No…that was just my paranoia talking. He was probably fast asleep. Dreaming about the big donation Ian’s dad had just made to the university to help build a much-needed parking structure .
“Did you like living there?” I asked Lucy, trying to keep things casual as we drove past the big house.
“It was okay.” She followed my gaze. “Kind of strange, though, since it wasn’t really our home. Just the house the university gave us.”
“I can imagine.” I paused. “How long did you live there?”
“Only two years,” she said. “I moved into the dorms a few months after I turned eighteen.”
“And your dad’s been president for, what—five years?”
“Yep.” She nodded. “Since I was sixteen.”
Which meant that I’d been twenty-three when she was sixteen.
That one realization shouldn’t have hit me the way it did, since theoretically I’d known how old she was.
But yeah…with the different scenarios I’d had in my head for how tonight might pan out…it suddenly felt almost wrong.
“When’s your birthday again?” I asked. “You told me you were almost twenty-two, right?”
“I’ll be twenty-two in May.”
“Geez.” I shook my head, letting out a breath. I really am trying to rob the cradle, aren’t I?
There was a small pause. Then her voice drifted forward, calm and knowing. “Trying to figure out exactly how much younger I am than you?”
“Maybe.”
“How old are you?”
“Twenty-eight,” I said. “I’ll be twenty-nine in March.”
“So…” She did the math quickly. “You’re just over seven years older than me.”
“Yeah.”
She was younger than Callie would’ve been. And somehow that hit me harder than the age gap itself .
I tightened my grip on the steering wheel and drew in a breath, wondering—for the hundredth time—what I was doing.
“You’re feeling weird about hanging out with me now, aren’t you?” she asked. Not accusatory. Just…quietly disappointed.

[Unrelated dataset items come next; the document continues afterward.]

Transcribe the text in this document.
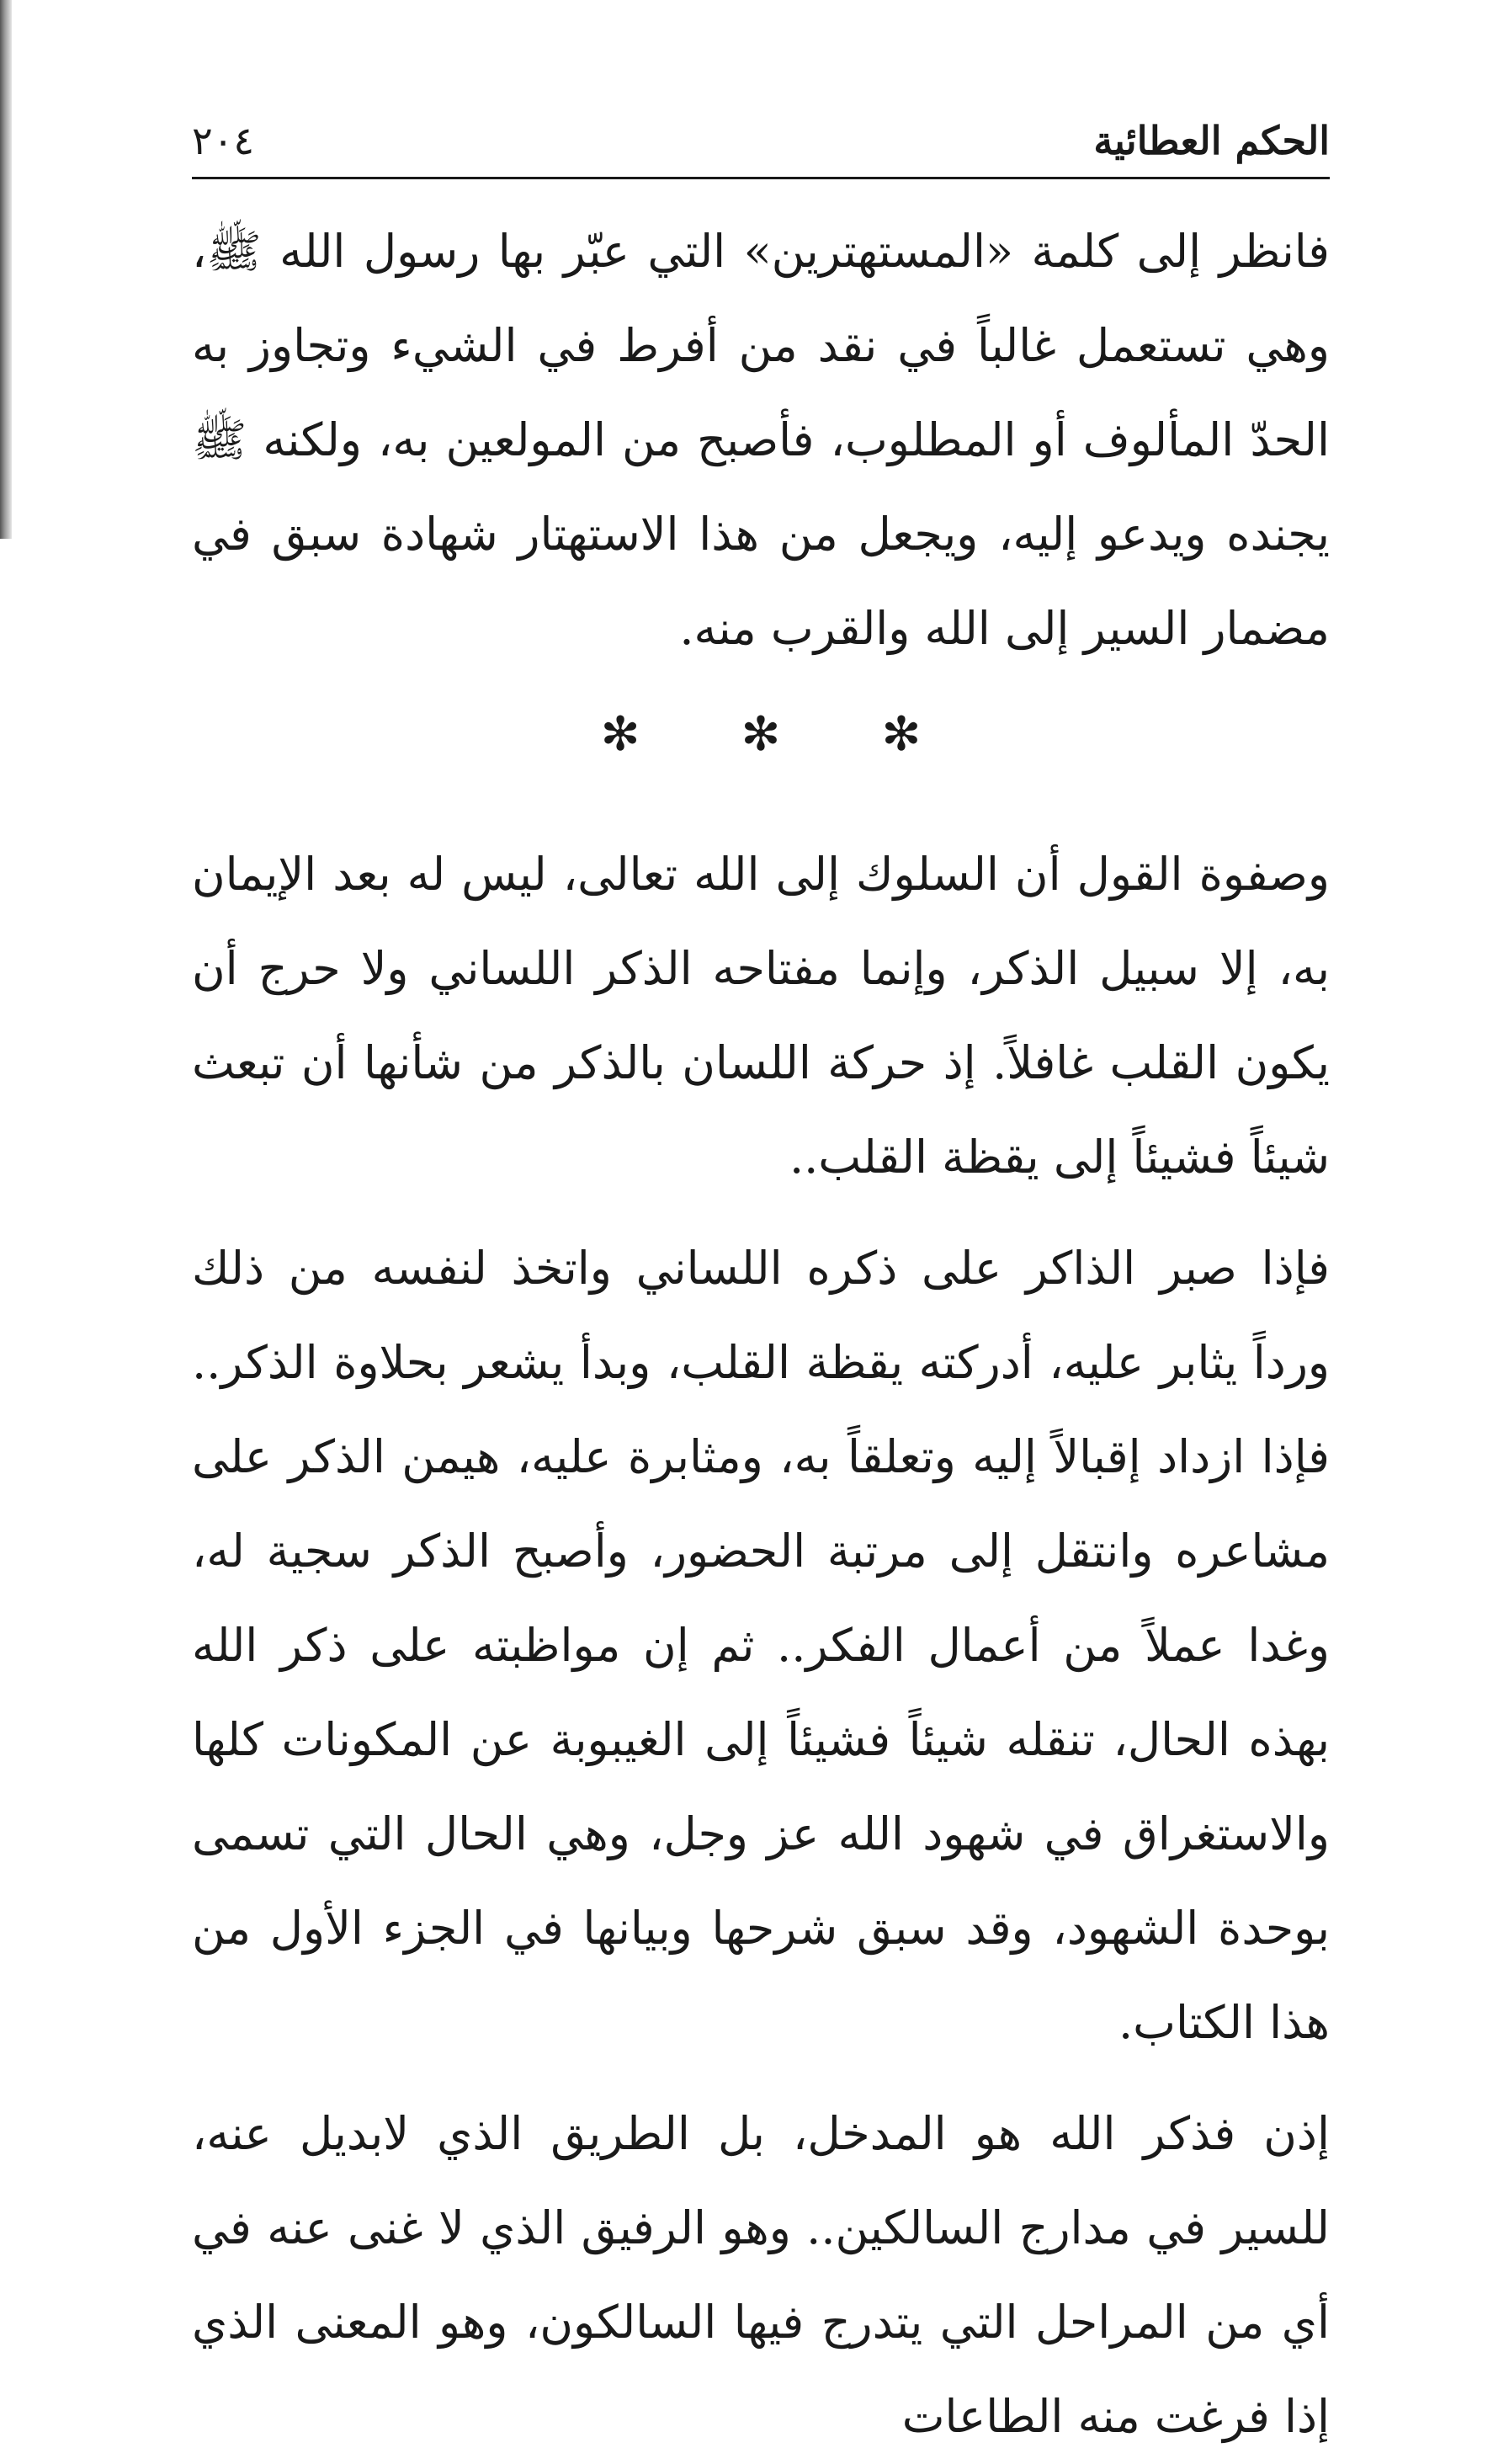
الحكم العطائية
٢٠٤

فانظر إلى كلمة «المستهترين» التي عبّر بها رسول الله ﷺ، وهي تستعمل غالباً في نقد من أفرط في الشيء وتجاوز به الحدّ المألوف أو المطلوب، فأصبح من المولعين به، ولكنه ﷺ يجنده ويدعو إليه، ويجعل من هذا الاستهتار شهادة سبق في مضمار السير إلى الله والقرب منه.

✻
✻
✻

وصفوة القول أن السلوك إلى الله تعالى، ليس له بعد الإيمان به، إلا سبيل الذكر، وإنما مفتاحه الذكر اللساني ولا حرج أن يكون القلب غافلاً. إذ حركة اللسان بالذكر من شأنها أن تبعث شيئاً فشيئاً إلى يقظة القلب..

فإذا صبر الذاكر على ذكره اللساني واتخذ لنفسه من ذلك ورداً يثابر عليه، أدركته يقظة القلب، وبدأ يشعر بحلاوة الذكر.. فإذا ازداد إقبالاً إليه وتعلقاً به، ومثابرة عليه، هيمن الذكر على مشاعره وانتقل إلى مرتبة الحضور، وأصبح الذكر سجية له، وغدا عملاً من أعمال الفكر.. ثم إن مواظبته على ذكر الله بهذه الحال، تنقله شيئاً فشيئاً إلى الغيبوبة عن المكونات كلها والاستغراق في شهود الله عز وجل، وهي الحال التي تسمى بوحدة الشهود، وقد سبق شرحها وبيانها في الجزء الأول من هذا الكتاب.

إذن فذكر الله هو المدخل، بل الطريق الذي لابديل عنه، للسير في مدارج السالكين.. وهو الرفيق الذي لا غنى عنه في أي من المراحل التي يتدرج فيها السالكون، وهو المعنى الذي إذا فرغت منه الطاعات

“I’m sorry,” I said, glancing in the mirror again. “I didn’t mean to make you feel like that.”
“But you are feeling weird?” she asked, her voice even softer now.
I hesitated before nodding. “A little. I just…” I sighed. “I don’t want to be that guy. The one who crosses a line he shouldn’t.”

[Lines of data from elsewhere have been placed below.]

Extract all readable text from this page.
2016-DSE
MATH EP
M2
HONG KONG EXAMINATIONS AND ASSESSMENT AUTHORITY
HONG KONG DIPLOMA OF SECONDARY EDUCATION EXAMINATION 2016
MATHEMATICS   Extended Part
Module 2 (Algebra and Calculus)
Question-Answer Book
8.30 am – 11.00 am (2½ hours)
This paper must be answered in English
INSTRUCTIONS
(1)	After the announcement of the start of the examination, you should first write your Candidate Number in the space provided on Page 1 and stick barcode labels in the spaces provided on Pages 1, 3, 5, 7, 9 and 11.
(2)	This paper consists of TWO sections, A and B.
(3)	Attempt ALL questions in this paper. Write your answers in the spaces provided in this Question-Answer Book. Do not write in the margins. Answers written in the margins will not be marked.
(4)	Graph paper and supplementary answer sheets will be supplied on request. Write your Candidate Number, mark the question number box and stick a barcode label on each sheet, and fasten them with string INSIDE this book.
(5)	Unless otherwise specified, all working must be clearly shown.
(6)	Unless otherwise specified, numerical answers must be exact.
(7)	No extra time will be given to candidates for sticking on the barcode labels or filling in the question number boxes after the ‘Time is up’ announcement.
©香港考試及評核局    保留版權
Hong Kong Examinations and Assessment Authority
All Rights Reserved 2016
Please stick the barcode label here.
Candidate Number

She didn’t respond. When I looked back again, her gaze was down, fingers tugging at the edge of her sleeve.
And just like that, the spark I’d been so drawn to—her fire, her lightness—dimmed.

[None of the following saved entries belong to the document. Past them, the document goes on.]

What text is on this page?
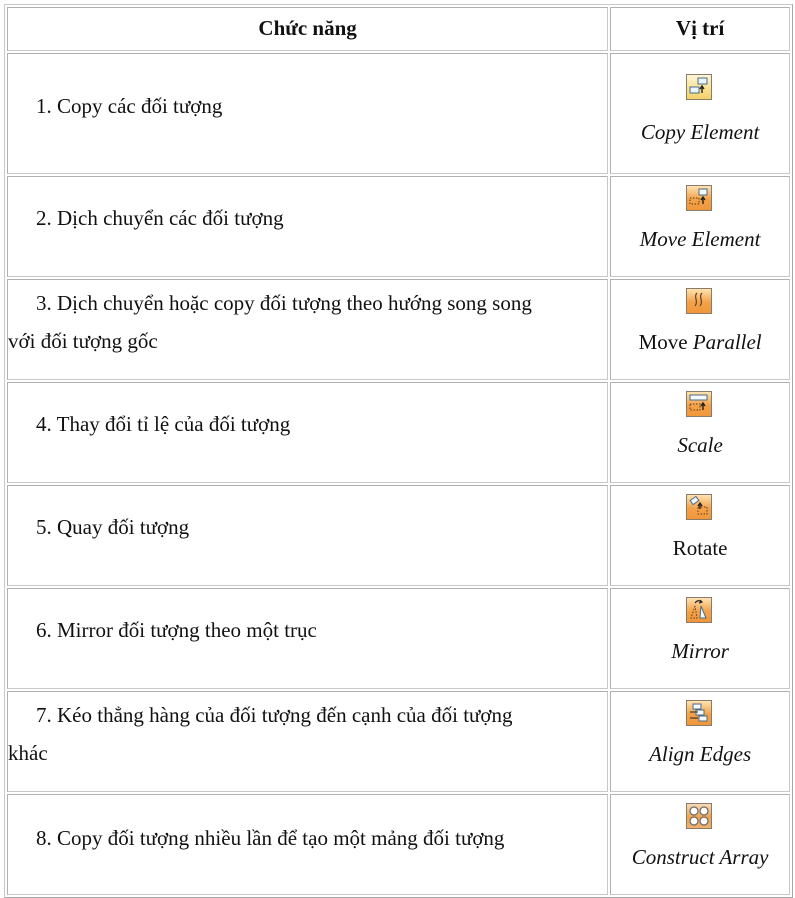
Chức năng	Vị trí

1. Copy các đối tượng	Copy Element

2. Dịch chuyển các đối tượng	Move Element

3. Dịch chuyển hoặc copy đối tượng theo hướng song song
với đối tượng gốc	Move Parallel

4. Thay đổi tỉ lệ của đối tượng	Scale

5. Quay đối tượng	Rotate

6. Mirror đối tượng theo một trục	Mirror

7. Kéo thẳng hàng của đối tượng đến cạnh của đối tượng
khác	Align Edges

8. Copy đối tượng nhiều lần để tạo một mảng đối tượng	Construct Array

And I hated that I was the reason for it.
I slowed the car at the next intersection, sitting with the weight of everything I wasn’t sure how to say.
“Maybe I should just take you home tonight,” I finally said.
There was a pause. Long enough for my chest to tighten.
Then she nodded once. “Okay.”
No teasing. No protest.
Just quiet resignation.
Disappointment.
And somehow, that made me feel even worse.